# 07.07.2021–08.07.2021

07.07.2021 — Upsolving of Umnik’s Day 4 and Codeforces Div. 2 Round 730

Talking about round, 4 tasks were solved — A, B, C, D1

I was stupid a lot during the contest. D1 is very easy task, but I spent too much time. It could be solved much quicker. Also I came up with a solution of D2, even succeeded to wrote it, but due to some bugs (how could I live without them) I have got it accepted only in upsolving.

Let’s talk about task C and D2 (D1 is just a case of D2).

In problem C you have 3 doubles — c, m, p. c + m + p = 1. They are probabilities of choosing corresponding item. Also there is double v:

0.1 ≤ v ≤ 0.9.

If you choose, for example, first item (with probability c), you have 2 cases:

- c ≤ v, so these item is no longer a valid item for choosing and c is distributed equally among the other remaining valid items.
- c > v, so c is decreased by v and v is distributed equally among the other remaining valid items.

So the sum of c + m + p is always 1. The goal is to count the expected number of choices before choosing third item.

The note is that v ≥ 0.1, p can only be increased, so c + m can only be decreased. If v ≥ c, this item is no longer valid, it is good. If v < c, so c + m is decreased by v /2 ≥ 0.05. So the answer cannot be great! (but I don’t want to give any estimations). So let’s run some recursive function and emulate choices. This is AC.

I don’t want to describe the D2 problem, but the key idea is to figure out how to determine z from this equation:

It is bitwise sum by modulo k ≤ 100. So let a be bit number i of x, b — of z, c — of y. Every time in this problem you have number x and you query some number y and if x is not equal to y, x becomes z. Let’s fix number x and we want to learn how to every time determine what will be x after past changes? So we will fix x. So a is fixed.

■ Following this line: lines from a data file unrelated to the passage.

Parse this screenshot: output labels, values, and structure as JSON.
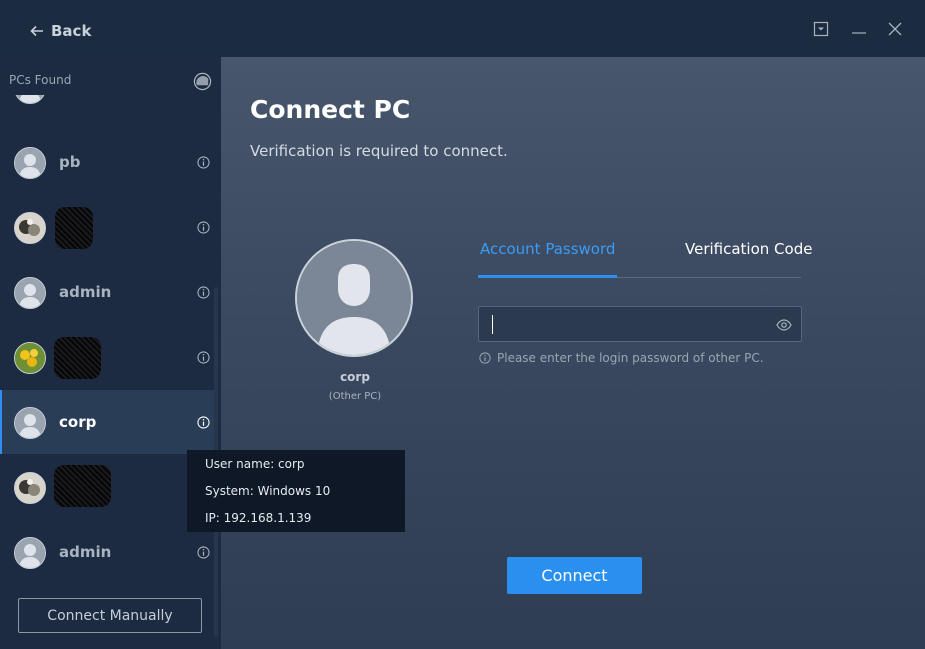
{
  "header": {
    "back_label": "Back"
  },
  "sidebar": {
    "title": "PCs Found",
    "items": [
      {
        "name": "pb"
      },
      {
        "name": ""
      },
      {
        "name": "admin"
      },
      {
        "name": ""
      },
      {
        "name": "corp",
        "selected": true
      },
      {
        "name": ""
      },
      {
        "name": "admin"
      }
    ],
    "connect_manually_label": "Connect Manually"
  },
  "tooltip": {
    "user": "User name: corp",
    "system": "System: Windows 10",
    "ip": "IP: 192.168.1.139"
  },
  "main": {
    "title": "Connect PC",
    "subtitle": "Verification is required to connect.",
    "target_name": "corp",
    "target_sub": "(Other PC)",
    "tabs": [
      {
        "label": "Account Password",
        "active": true
      },
      {
        "label": "Verification Code",
        "active": false
      }
    ],
    "password_value": "",
    "hint": "Please enter the login password of other PC.",
    "connect_label": "Connect"
  },
  "colors": {
    "accent": "#2e8ff0",
    "sidebar_bg": "#1c2b41",
    "selected_bg": "#2a3d57",
    "tooltip_bg": "#0f1826"
  }
}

So (a + b = c) mod k. (b = c — a) mod k. Let’s query some number y1. How b will be changed? (a + b = c1) mod k, so (a = c1 — b = c1 — c + a) mod k. So every time we have constant c and sign of a. You change sign of a and change c on (c1 — c) mod k. That is idea how to get AC.

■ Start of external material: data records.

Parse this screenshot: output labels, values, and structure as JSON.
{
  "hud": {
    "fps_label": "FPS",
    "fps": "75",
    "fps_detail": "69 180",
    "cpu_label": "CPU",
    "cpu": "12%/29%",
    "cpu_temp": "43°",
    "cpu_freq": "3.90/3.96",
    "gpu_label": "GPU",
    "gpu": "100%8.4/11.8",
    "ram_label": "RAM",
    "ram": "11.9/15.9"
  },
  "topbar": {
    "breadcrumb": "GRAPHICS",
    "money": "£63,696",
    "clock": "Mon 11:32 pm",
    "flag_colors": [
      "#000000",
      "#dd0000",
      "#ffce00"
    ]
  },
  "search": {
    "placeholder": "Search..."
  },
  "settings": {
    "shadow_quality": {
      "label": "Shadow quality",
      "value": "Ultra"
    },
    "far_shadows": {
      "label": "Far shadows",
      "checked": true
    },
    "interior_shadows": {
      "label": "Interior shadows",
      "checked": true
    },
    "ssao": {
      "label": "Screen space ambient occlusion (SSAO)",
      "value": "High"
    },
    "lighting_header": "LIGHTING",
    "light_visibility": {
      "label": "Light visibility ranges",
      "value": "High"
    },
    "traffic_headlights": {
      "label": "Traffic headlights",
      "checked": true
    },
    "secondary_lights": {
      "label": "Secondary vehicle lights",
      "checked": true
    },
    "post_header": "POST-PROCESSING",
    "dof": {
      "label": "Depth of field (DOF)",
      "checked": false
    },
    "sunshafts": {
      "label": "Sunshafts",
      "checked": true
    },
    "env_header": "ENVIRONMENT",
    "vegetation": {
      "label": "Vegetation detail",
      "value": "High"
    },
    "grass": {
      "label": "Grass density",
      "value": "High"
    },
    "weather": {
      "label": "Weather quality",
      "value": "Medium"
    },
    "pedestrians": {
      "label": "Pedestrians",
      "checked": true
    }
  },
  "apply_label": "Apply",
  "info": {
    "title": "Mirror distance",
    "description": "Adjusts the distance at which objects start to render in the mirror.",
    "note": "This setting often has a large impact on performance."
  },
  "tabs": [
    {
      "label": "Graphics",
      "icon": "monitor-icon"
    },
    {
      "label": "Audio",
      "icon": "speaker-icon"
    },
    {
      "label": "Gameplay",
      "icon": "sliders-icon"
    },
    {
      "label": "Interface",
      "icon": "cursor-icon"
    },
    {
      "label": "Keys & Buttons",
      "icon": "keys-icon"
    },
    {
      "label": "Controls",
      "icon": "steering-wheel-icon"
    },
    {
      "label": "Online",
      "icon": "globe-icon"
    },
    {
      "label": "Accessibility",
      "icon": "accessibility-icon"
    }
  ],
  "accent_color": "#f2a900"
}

It was interesting idea on Umnik’s analysis about this task (A from his Day 3). We can run recursive function if we know that every internal node of recursive tree has at least one leave. That means, that size of tree is O(number of leaves). Check code:

I used this idea also in task F from Umnik’s Day 4. In this task you run recursive function to count the result from the suffix of string, like rec(c0, c1, result). c0 — number of left zeros, c1 — ones, result — result I wanna get from the left prefix of the string. Transitions are described in task and they are arranged in such a way that I can calculate some combinatorics instead of recursive run, so I found leave in almost every internal node. 31 ms and AC! Well done.

**Conclusion:** *IF YOU RUN SOME RECURSIVE FUNCTION AND YOU CAN TERMINATE RECURSIVE CALL IN EVERY INTERNAL NODE — IT CAN TURN EXPONENTIAL TIME TO SOME VERY FAST POLYNOMIAL!*

Story below will be about Umnik’s Day 4 tasks.

Task E can be reduced to checking the uniqueness of the perfect matching. The checking of uniqueness of maximum matching can be implemented by finding augmenting path from not saturated vertex or some cycle. If we find some, we can change not saturated edges to saturated and get new matching. But here we have even perfect one, so we can only find cycles. So let’s find matching by Kuhn algorithm, check whether it is perfect. Then try to find cycle. That’s all. I implemented this, but it is TL. Sad.

Task D was easy DP, but one of states was gcd of some set of numbers, that can be ≤ 10⁹. I was puzzled and tried to come up with another DP without this state or even greedy algorithm, until it dawned on me that gcd is some divisor of some number, amount of this numbers ≤ 300, so there are no more than 300*10³(as every number ≤ 10⁹). So it is easy 300*300*10³ ≤ 10⁸ solution with dp[i][gcd] = minimum cost.

Other tasks that were solved on contest are not worth of wasting my time, I will go to upsolve the remaining ones.